Discussion: replace ConsensusID with a more robust multi-engine rescoring path

## Context

In the multi-engine search path (e.g. Comet + MSGF+, optionally + Sage), quantms currently merges per-engine PSMs with `CONSENSUSID` after per-engine `PercolatorAdapter` rescoring, then applies FDR. This generates per-file `CONSENSUSID` fan-out and relies on `IDRipper` when the rescoring step was previously merged per-sample or per-project.

With `ms2features_enable=true` (`quantms-rescoring` via `ms2rescore`), every engine's PSMs receive the same run-invariant features (MS²PIP, DeepLC, precursor-ppm).
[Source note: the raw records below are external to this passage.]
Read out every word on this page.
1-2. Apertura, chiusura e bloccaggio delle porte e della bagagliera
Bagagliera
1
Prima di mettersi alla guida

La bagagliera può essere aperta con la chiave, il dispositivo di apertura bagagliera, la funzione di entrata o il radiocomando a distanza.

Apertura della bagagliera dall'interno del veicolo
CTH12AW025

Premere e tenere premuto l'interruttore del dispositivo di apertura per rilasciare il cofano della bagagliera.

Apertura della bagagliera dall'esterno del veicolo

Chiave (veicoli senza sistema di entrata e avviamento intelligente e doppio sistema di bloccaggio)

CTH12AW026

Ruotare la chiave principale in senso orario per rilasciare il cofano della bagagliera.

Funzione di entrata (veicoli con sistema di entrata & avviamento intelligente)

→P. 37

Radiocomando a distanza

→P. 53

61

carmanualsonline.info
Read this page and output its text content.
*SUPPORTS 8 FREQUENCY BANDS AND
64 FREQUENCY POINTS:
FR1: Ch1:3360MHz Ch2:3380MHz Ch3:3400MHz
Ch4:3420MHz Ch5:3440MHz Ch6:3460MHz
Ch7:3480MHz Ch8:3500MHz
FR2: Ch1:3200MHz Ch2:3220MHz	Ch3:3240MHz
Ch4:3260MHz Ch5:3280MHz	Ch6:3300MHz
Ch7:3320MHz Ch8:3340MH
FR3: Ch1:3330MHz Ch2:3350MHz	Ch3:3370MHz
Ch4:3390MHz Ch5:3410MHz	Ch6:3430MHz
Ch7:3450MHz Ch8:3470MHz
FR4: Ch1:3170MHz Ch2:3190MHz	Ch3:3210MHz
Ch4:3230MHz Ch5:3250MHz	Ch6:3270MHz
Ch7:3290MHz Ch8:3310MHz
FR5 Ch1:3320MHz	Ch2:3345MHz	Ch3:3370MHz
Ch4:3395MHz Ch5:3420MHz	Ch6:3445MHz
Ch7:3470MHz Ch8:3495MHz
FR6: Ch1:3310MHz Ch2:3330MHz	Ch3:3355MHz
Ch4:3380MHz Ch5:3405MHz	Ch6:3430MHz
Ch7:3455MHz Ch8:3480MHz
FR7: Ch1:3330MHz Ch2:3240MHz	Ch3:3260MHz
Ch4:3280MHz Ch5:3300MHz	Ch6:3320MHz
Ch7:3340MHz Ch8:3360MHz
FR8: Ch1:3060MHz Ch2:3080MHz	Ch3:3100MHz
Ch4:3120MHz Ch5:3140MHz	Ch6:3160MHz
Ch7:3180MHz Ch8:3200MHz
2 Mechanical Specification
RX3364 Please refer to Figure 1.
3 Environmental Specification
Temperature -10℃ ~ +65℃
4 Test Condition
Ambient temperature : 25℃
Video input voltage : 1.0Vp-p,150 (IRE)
Those features are numerically comparable across engines by construction, which raises the question: can we simplify the multi-engine path by dropping `CONSENSUSID` and merging engines directly into a single `PercolatorAdapter` call?

This issue is a discussion thread to decide which direction to take.

## What we learned from the OpenMS source

Short version: the naive path `IDMerger → PercolatorAdapter` is **not supported** by OpenMS.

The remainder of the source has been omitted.